The Rynnes lived in a grey, pebble-dashed bungalow at the crossroads, close to the petrol pumps they operated, across the main road from Quirke’s SuperValu. They were well-to-do: besides the petrol business, there was Rynne’s insurance agency, which he conducted from the bungalow. His wife attended to the custom at the pumps.
When Nuala rang the doorbell the Rynnes answered it together. They had a way of doing that when both of them were in; and they had a way of conducting their visitors no further than the hall until the purpose of the interruption was established. An insurance matter was usually enough to permit further access.
‘I was passing by,’ Nuala said, ‘on my way to the SuperValu.’

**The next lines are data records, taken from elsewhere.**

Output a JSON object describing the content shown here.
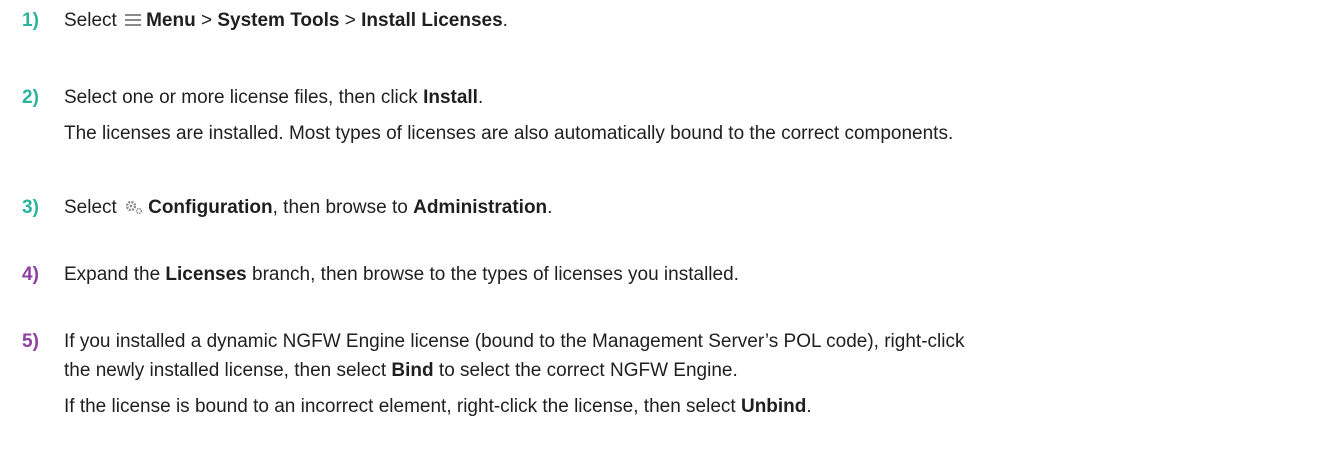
{
  "colors": {
    "step_numbers": [
      "#2bb39c",
      "#2bb39c",
      "#2bb39c",
      "#8e3fa0",
      "#8e3fa0"
    ],
    "text": "#1f1f1f",
    "icon": "#8a8a8a"
  },
  "steps": [
    {
      "number": "1)",
      "icons": [
        "menu-icon"
      ],
      "lines": [
        [
          {
            "t": "Select "
          },
          {
            "icon": "menu-icon"
          },
          {
            "t": "Menu",
            "b": true
          },
          {
            "t": " > "
          },
          {
            "t": "System Tools",
            "b": true
          },
          {
            "t": " > "
          },
          {
            "t": "Install Licenses",
            "b": true
          },
          {
            "t": "."
          }
        ]
      ]
    },
    {
      "number": "2)",
      "lines": [
        [
          {
            "t": "Select one or more license files, then click "
          },
          {
            "t": "Install",
            "b": true
          },
          {
            "t": "."
          }
        ],
        [
          {
            "t": "The licenses are installed. Most types of licenses are also automatically bound to the correct components."
          }
        ]
      ]
    },
    {
      "number": "3)",
      "icons": [
        "gears-icon"
      ],
      "lines": [
        [
          {
            "t": "Select "
          },
          {
            "icon": "gears-icon"
          },
          {
            "t": "Configuration",
            "b": true
          },
          {
            "t": ", then browse to "
          },
          {
            "t": "Administration",
            "b": true
          },
          {
            "t": "."
          }
        ]
      ]
    },
    {
      "number": "4)",
      "lines": [
        [
          {
            "t": "Expand the "
          },
          {
            "t": "Licenses",
            "b": true
          },
          {
            "t": " branch, then browse to the types of licenses you installed."
          }
        ]
      ]
    },
    {
      "number": "5)",
      "lines": [
        [
          {
            "t": "If you installed a dynamic NGFW Engine license (bound to the Management Server’s POL code), right-click"
          }
        ],
        [
          {
            "t": "the newly installed license, then select "
          },
          {
            "t": "Bind",
            "b": true
          },
          {
            "t": " to select the correct NGFW Engine."
          }
        ],
        [
          {
            "t": "If the license is bound to an incorrect element, right-click the license, then select "
          },
          {
            "t": "Unbind",
            "b": true
          },
          {
            "t": "."
          }
        ]
      ]
    }
  ]
}
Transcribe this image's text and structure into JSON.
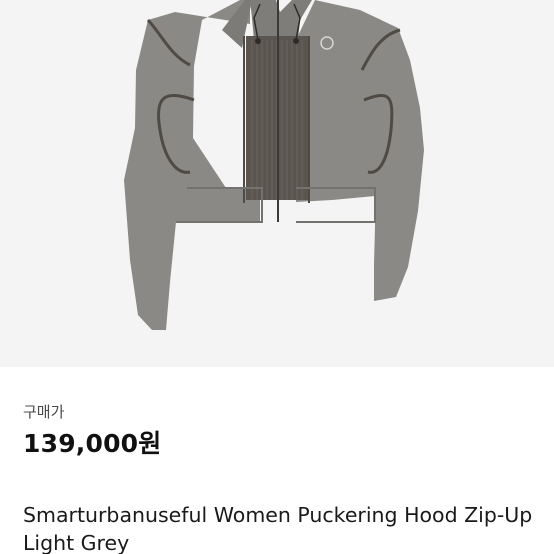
{
  "product": {
    "image_alt": "Smarturbanuseful Women Puckering Hood Zip-Up Light Grey",
    "price_label": "구매가",
    "price": "139,000원",
    "name": "Smarturbanuseful Women Puckering Hood Zip-Up Light Grey"
  },
  "colors": {
    "image_background": "#f4f4f4",
    "garment": "#8b8986",
    "garment_shadow": "#7d7b78",
    "piping": "#4f4a44",
    "ribbed_panel": "#5b554f",
    "text_primary": "#111111",
    "text_secondary": "#4a4a4a"
  }
}
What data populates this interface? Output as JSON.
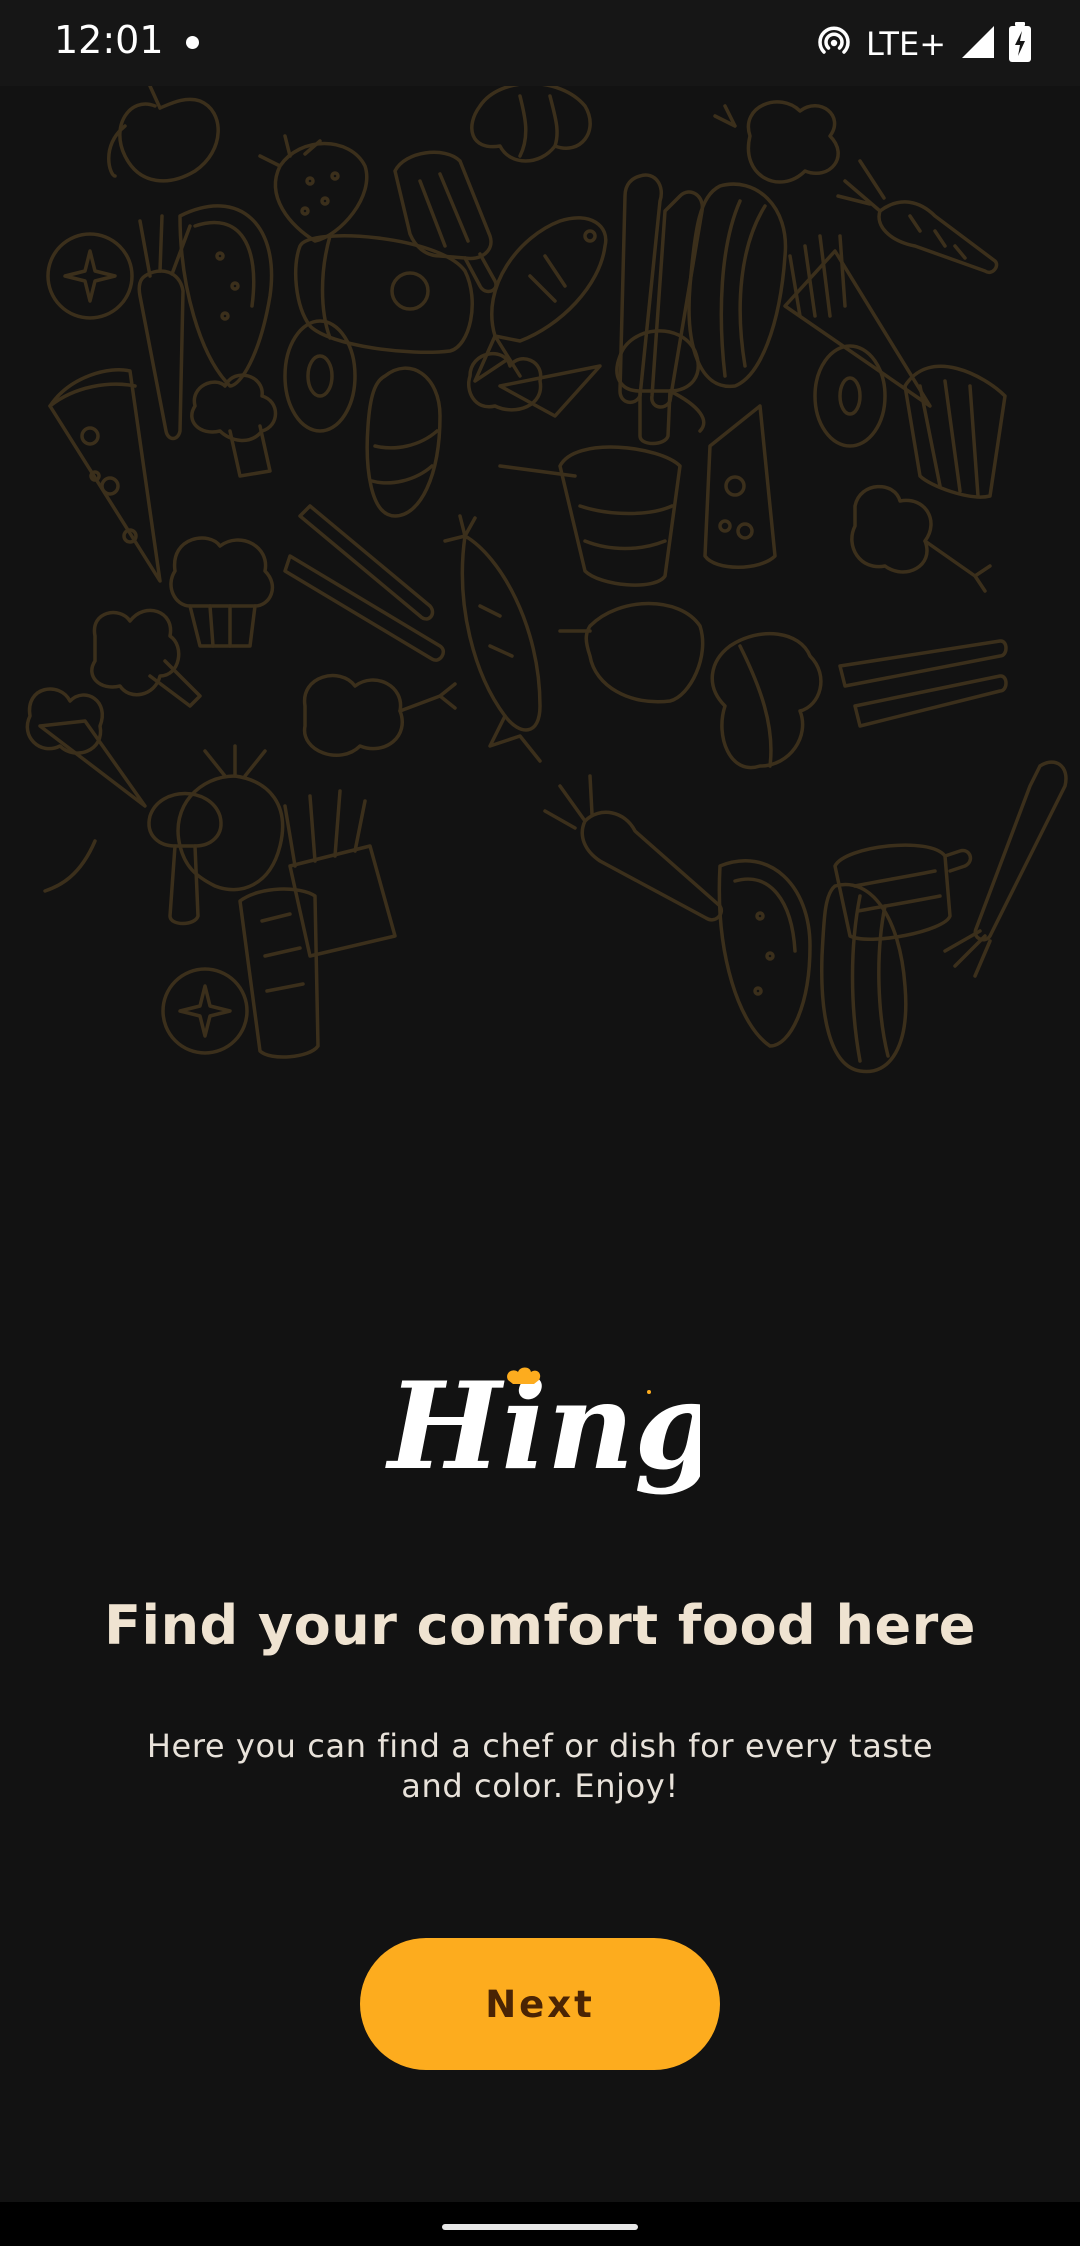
{
  "status_bar": {
    "time": "12:01",
    "network": "LTE+",
    "icons": [
      "notification-dot-icon",
      "hotspot-icon",
      "signal-icon",
      "battery-charging-icon"
    ]
  },
  "background": {
    "description_icon": "food-doodle-pattern",
    "stroke_color": "#3b2f1b"
  },
  "logo": {
    "text": "Hing",
    "accent_color": "#fdac1e"
  },
  "onboarding": {
    "title": "Find your comfort food here",
    "subtitle": "Here you can find a chef or dish for every taste and color. Enjoy!",
    "next_label": "Next"
  },
  "colors": {
    "background": "#121212",
    "title": "#efe3d1",
    "button": "#fdac1e",
    "button_text": "#4a2404"
  }
}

The Rynnes nodded. Their similar elongated features suggested that they might be brother and sister rather than man and wife. They both wore glasses, Rynne’s dark-rimmed and serious, his wife’s light and pale. They were a childless couple.
‘Is it insurance, Nuala?’ Rynne enquired.
She shook her head. She’d just looked in, she said, to see how they were getting on. ‘We often mention you,’ she said, taking a liberty with the facts.
‘Arrah, we’re not bad at all,’ Rynne said. ‘Game ball, would you say, Etty?’
‘Oh, I would, I would.’
The telephone rang and Rynne went to answer it. Nuala could hear him saying he was up to his eyes this morning. ‘Would tomorrow do?’ he suggested. ‘Would I come up in the evening?’
‘I’m sorry, Etty. You’re busy.’
‘It’s only I’m typing his proposals. God, it takes your time, and the pumps going too! Twenty-six blooming pages every one of them!’